Después
de hacerme de rogar accedí a enseñarle a Ángela un francés de lujo. Al final de
cada jornada recogiendo sus cosas se hacía la remolona en el estudio de
grabación. Me hurtaba la mirada, pero como a una mariposa la sorprendía posada
en la mía cada vez que inesperadamente deslizaba a ella mis ojos. Sus pupilas
irradiaban sedientas, toda ella se esponjaba como una flor que esperaba la
lluvia, hasta los corales de sus pendientes o las perlas de su collar se
agitaban de impaciencia. Yo contemporizaba, evitaba hacerle la invitación que
ella esperaba, y me escabullía con la excusa de la novela.
La
última tarde la invité a una copa en un tugurio donde los clientes no dejaban
de fotografiarse con ella. Del bolso Ángela extrajo un paquete envuelto en
papel de fantasía: una primera edición de Albertina Desaparecida. Había visto
por Internet que era mi cumpleaños. Le di las gracias, no sin advertirle que no
tenía costumbre de celebrarlo.
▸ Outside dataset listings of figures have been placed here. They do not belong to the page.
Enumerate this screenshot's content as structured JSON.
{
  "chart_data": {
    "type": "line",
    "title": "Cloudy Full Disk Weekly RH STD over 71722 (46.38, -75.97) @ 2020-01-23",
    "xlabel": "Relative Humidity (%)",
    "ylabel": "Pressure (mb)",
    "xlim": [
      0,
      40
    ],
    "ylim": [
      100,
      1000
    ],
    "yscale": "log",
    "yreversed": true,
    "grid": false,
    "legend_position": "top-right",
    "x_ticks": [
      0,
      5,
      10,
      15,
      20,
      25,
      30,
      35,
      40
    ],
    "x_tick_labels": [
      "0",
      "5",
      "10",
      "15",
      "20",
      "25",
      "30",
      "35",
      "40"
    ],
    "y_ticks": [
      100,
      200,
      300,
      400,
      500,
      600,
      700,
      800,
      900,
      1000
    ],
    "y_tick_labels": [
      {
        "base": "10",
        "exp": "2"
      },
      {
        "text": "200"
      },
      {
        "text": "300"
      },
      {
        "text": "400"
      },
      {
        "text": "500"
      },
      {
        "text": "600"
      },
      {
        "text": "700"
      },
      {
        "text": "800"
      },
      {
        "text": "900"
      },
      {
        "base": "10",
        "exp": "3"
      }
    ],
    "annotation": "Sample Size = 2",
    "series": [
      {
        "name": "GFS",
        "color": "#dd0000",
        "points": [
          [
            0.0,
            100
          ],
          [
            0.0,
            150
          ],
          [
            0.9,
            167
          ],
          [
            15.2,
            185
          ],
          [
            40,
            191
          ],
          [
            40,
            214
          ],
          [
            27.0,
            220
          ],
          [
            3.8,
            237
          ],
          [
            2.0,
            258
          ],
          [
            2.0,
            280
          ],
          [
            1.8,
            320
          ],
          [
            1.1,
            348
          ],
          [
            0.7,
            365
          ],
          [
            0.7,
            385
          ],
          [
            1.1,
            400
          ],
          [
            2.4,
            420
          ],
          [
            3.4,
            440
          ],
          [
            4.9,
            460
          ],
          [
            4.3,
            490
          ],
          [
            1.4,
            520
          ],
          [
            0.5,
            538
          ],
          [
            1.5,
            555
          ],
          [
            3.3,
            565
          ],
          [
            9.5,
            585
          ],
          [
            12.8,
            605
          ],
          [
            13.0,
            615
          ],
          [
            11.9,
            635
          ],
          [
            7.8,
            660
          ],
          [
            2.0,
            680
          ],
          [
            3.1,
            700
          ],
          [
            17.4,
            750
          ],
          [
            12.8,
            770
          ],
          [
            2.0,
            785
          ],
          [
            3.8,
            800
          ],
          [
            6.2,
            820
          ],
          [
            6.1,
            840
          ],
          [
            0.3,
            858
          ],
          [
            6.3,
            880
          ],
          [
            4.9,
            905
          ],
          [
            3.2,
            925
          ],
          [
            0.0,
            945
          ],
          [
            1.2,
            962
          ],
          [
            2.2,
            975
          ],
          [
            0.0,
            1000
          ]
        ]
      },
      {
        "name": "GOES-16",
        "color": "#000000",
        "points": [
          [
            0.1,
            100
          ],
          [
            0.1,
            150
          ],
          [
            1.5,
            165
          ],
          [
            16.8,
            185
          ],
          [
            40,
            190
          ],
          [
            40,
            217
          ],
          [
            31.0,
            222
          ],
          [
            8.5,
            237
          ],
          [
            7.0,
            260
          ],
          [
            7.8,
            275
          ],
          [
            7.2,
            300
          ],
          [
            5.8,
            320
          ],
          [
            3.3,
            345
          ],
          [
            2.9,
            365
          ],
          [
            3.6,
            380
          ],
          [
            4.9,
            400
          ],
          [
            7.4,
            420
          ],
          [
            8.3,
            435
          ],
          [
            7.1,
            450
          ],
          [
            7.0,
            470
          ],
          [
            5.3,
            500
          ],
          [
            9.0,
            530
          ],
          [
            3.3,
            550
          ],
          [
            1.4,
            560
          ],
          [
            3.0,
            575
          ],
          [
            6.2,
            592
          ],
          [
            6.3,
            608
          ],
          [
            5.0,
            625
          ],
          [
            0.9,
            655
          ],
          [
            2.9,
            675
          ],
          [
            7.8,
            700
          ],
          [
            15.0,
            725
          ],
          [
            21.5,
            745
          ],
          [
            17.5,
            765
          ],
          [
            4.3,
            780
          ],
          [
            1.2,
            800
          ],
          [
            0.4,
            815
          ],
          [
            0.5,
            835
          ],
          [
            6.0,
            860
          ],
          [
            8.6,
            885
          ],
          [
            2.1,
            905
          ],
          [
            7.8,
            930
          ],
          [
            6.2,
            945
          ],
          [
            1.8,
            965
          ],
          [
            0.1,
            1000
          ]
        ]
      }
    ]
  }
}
Me dejó en la esquina de casa camino de la suya.
Varias
semanas después le envié a la productora otra primera edición, la de mi novela
Esperando en el Excelsior, dedicada: “Para que gracias a Albertine tu versión
tenga un final feliz”. Ambientada en localizaciones reales de la ciudad, la
ilustración de la portada mostraba una instantánea del lujoso hotel tomada
desde la calle; a través de las fugaces sombras y reflejos del crepúsculo
exterior, en la cristalera del local se transparentaban como en un invernadero
o en un acuario los helechos y ficus del interior, flanqueando el espectro de
un único cliente que parecía esperar a la nada alumbrado por la araña con un
resplandor anaranjado y violeta, la luz de la soledad.
Al
día siguiente empecé a releer Albertina Desaparecida en la cafetería del
Excelsior. La segunda tarde, no llevaba terciada la novela cuando noté que algo
cambiaba en la calle, levanté la vista y con una pleamar en las venas parecida
a cuando en las timbas obtengo la quinta escalera de corazones identifiqué la
gentil figura de Ángela cruzando la calle. Aceleró con un revuelo de la falda
azul eléctrico; estalló un claxon que no era de admiración, solo al llegar a
esta orilla de la calle el semáforo cambió a ámbar.
Gracias
a Albertine no tuve que anular por segunda vez la reserva de la suite.